Power/Accuracy Tradeoffs for Home Stroke Rehabilitation

Wearable, mobile computing platforms are envisioned to be used in out-patient monitoring and care. These systems continuously perform computationally intensive operations, quickly draining the system energy. While device hardware provides figurative nobs that can adjust the energy efficiency of a device, system software actually turns the nobs. We research methods to make software that recognizes activities of daily living smarter (i.e. more energy efficient) by using knowledge of human movement dynamics and behavioral patterns. Our goal is to create a software-optimized wearable computer that is as small, light, and unobtrusive as a wrist-watch, have a battery life of a week or more, and still be accurate in classifying human activity.
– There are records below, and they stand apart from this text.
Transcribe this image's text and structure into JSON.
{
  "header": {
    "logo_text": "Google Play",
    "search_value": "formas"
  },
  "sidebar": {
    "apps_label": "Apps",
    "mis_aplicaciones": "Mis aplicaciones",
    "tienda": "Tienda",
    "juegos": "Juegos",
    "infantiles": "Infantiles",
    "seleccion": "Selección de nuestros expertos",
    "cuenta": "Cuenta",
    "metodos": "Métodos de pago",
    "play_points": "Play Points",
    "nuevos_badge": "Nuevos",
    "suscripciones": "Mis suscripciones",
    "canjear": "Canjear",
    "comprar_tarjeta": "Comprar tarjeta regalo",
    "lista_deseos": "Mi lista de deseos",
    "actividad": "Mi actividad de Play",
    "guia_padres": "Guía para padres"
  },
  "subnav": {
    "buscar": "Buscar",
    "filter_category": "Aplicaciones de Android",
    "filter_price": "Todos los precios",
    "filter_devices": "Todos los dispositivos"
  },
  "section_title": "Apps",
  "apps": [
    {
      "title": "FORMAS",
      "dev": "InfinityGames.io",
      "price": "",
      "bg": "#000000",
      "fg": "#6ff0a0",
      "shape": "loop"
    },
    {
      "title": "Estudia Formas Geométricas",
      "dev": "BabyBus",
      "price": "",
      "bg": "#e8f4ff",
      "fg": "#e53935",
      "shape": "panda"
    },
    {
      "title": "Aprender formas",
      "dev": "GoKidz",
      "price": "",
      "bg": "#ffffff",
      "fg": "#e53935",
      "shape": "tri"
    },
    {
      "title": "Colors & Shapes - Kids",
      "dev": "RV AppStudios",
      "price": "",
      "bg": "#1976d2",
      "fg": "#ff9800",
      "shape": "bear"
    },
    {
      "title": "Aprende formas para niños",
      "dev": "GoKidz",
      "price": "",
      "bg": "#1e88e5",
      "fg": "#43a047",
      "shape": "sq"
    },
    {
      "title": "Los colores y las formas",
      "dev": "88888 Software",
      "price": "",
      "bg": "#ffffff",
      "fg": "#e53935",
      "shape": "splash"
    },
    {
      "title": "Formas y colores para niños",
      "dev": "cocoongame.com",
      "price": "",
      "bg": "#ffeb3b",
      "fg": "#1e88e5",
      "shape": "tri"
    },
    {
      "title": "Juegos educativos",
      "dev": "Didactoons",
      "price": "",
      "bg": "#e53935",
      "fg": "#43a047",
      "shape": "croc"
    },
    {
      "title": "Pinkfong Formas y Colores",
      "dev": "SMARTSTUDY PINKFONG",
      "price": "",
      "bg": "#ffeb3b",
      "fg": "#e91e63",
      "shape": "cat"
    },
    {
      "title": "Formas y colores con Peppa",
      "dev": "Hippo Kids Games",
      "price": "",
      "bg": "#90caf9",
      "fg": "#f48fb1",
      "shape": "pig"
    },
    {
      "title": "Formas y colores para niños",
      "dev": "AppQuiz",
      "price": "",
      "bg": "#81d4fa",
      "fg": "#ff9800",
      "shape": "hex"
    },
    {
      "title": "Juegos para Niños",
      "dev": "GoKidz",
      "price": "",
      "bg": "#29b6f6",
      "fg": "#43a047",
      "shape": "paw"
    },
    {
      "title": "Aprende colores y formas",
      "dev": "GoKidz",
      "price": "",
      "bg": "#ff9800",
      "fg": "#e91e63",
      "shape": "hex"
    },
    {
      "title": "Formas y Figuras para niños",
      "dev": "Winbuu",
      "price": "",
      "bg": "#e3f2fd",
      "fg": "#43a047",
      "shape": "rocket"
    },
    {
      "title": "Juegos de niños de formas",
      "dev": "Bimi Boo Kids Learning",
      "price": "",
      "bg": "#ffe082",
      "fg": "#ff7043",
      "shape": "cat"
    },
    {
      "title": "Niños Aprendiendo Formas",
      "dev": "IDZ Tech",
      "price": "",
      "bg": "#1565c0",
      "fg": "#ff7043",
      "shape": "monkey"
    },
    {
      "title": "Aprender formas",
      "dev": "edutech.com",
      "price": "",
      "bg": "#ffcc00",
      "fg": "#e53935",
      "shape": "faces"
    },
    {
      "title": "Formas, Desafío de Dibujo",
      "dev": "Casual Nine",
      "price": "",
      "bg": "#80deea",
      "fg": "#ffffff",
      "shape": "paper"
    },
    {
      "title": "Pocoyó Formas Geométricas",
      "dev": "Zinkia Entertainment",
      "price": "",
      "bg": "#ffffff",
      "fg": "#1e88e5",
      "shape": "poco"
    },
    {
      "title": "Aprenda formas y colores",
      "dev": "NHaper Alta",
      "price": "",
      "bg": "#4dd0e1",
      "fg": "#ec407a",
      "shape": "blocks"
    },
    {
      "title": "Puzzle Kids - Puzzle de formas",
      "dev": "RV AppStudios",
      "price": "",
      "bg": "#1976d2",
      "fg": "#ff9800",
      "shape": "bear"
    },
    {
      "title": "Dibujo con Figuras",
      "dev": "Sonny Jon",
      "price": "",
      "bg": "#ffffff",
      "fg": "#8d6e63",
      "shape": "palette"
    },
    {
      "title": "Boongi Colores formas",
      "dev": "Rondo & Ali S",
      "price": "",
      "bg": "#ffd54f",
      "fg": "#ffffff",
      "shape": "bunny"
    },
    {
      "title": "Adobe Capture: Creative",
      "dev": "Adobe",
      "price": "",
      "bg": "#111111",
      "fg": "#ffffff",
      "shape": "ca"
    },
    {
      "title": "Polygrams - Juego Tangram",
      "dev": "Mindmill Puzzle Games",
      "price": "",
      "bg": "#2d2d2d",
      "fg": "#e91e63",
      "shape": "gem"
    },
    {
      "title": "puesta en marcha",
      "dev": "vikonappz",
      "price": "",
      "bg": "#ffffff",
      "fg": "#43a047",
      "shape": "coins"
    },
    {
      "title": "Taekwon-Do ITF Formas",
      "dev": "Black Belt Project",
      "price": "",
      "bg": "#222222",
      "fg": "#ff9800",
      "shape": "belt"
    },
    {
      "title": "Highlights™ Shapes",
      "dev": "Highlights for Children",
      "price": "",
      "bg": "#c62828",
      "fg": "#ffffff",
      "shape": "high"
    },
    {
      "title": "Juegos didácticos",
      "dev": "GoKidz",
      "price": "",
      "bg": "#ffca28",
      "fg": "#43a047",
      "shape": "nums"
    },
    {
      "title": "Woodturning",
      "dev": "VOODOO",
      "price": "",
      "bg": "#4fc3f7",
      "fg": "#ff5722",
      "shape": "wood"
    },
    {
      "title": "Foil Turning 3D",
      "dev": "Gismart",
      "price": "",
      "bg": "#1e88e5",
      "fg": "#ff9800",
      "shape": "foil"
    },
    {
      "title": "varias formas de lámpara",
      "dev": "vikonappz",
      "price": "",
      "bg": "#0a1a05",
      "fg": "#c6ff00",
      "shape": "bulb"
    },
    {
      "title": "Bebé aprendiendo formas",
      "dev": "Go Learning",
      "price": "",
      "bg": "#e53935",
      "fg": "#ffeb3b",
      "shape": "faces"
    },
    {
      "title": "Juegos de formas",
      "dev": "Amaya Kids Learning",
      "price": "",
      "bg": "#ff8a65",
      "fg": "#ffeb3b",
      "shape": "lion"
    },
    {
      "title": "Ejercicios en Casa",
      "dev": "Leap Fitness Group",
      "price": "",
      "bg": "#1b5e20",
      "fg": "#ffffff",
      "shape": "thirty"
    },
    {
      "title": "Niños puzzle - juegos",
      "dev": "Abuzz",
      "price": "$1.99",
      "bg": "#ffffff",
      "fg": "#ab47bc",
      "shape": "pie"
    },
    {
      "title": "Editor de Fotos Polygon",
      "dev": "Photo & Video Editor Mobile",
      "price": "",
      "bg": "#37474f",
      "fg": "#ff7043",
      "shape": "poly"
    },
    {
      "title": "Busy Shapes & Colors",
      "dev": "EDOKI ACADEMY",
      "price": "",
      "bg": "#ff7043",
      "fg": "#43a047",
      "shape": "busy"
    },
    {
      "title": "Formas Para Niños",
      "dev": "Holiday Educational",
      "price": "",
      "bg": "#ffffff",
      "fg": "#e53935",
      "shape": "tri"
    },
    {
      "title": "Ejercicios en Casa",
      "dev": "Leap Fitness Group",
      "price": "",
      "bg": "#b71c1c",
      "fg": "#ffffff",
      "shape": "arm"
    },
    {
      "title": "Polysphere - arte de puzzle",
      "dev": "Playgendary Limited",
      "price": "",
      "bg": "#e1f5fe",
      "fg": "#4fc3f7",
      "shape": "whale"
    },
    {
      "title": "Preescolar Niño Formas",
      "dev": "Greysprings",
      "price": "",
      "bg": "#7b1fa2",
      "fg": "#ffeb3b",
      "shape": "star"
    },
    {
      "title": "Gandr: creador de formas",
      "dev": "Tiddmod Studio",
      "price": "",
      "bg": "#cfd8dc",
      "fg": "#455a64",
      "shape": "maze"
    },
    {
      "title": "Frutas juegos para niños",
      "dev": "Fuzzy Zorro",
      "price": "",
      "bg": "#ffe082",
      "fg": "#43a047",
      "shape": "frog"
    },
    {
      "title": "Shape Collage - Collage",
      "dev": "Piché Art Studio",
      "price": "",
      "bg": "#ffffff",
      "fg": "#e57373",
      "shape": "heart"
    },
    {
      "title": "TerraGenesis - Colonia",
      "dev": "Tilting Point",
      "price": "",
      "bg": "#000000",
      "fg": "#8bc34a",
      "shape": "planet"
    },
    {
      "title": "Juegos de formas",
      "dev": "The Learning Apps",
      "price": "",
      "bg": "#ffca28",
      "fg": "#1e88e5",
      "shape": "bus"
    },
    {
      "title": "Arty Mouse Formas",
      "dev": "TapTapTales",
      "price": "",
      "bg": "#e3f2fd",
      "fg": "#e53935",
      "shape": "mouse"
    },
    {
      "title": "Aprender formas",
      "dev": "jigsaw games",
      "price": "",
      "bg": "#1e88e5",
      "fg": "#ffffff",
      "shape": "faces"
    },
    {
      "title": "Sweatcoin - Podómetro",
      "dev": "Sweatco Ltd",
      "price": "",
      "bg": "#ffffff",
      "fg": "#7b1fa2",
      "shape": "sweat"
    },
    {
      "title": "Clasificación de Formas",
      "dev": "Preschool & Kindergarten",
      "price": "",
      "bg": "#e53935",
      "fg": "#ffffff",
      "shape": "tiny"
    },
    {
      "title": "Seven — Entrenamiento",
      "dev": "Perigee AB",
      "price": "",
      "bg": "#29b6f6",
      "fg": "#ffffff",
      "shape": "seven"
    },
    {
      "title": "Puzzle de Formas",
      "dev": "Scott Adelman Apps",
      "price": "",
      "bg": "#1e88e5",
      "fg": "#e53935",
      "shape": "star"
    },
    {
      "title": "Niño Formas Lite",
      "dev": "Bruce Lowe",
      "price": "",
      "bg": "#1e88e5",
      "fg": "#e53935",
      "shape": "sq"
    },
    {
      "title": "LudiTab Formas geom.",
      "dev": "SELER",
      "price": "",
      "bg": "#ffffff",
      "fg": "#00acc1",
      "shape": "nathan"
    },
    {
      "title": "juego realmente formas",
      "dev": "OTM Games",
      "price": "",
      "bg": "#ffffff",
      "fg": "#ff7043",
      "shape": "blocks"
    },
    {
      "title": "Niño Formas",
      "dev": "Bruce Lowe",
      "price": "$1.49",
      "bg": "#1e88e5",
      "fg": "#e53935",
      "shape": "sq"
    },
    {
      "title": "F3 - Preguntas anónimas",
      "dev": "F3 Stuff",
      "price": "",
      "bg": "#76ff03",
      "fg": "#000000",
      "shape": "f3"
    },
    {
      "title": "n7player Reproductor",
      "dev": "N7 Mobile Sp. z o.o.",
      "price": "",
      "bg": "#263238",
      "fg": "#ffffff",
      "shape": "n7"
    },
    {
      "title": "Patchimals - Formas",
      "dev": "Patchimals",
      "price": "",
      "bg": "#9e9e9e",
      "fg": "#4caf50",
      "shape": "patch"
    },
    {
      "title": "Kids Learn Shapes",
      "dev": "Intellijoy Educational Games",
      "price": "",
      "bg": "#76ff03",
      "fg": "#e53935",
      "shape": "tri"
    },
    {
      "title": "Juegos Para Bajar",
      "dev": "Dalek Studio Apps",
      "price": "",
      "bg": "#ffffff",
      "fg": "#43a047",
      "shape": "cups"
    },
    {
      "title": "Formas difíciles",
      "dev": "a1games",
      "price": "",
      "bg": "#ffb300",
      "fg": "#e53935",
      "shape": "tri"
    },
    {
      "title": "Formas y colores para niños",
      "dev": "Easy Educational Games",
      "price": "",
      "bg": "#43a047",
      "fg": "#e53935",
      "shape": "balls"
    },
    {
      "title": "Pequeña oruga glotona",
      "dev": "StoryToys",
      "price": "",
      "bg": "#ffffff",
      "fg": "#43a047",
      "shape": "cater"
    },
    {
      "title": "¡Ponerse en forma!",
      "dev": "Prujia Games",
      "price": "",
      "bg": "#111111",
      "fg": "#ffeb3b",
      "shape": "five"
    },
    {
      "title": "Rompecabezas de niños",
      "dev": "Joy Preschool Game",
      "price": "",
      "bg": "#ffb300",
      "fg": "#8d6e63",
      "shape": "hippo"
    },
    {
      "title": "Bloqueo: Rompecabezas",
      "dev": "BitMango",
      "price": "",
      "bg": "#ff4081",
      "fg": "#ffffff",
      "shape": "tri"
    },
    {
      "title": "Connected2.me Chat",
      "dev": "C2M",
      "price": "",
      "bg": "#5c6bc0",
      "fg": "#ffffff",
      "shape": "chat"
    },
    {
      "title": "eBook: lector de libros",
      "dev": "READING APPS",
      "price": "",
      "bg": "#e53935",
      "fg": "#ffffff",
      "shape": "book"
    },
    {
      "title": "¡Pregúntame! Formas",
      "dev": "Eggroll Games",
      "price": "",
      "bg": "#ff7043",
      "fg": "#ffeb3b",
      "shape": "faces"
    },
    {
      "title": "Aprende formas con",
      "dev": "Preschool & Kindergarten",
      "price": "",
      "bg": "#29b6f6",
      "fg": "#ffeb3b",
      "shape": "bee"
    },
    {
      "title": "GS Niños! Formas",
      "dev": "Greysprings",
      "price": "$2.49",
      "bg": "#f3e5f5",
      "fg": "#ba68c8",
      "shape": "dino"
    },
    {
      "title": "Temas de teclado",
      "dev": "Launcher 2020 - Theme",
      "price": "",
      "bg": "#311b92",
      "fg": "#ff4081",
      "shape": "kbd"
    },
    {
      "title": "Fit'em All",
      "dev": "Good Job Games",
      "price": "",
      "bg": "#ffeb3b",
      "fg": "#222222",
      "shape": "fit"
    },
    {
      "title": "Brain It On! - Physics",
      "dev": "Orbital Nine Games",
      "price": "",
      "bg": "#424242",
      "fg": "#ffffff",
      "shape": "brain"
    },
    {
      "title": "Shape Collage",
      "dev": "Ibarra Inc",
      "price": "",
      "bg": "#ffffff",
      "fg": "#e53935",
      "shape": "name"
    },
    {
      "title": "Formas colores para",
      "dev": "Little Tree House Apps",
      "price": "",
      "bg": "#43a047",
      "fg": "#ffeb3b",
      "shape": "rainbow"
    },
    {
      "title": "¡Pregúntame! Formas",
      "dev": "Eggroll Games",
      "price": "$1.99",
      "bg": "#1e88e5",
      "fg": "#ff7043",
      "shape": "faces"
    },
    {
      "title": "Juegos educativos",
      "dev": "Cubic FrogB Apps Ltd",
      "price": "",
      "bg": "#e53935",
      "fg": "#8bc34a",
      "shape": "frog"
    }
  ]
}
As a starting point, we look at the design space of human activity sensing, which is large and includes sampling frequency, feature detection algorithms, length of the window of transition detection, sleep strategies etc., and all these choices fundamentally trade-off power/performance for accuracy of detection. We explore this design space, and make several interesting conclusions that can be used as rules of thumb for quick, yet power-efficient designs of such systems. We show that the x-axis of our signal, which was oriented parallel to the forearm, is the most important signal to be monitored, for our set of hand activities. Our experimental results show that by carefully choosing system design parameters, there is considerable (5X) scope of improving the performance/power of the system, for minimal (5%) loss in accuracy.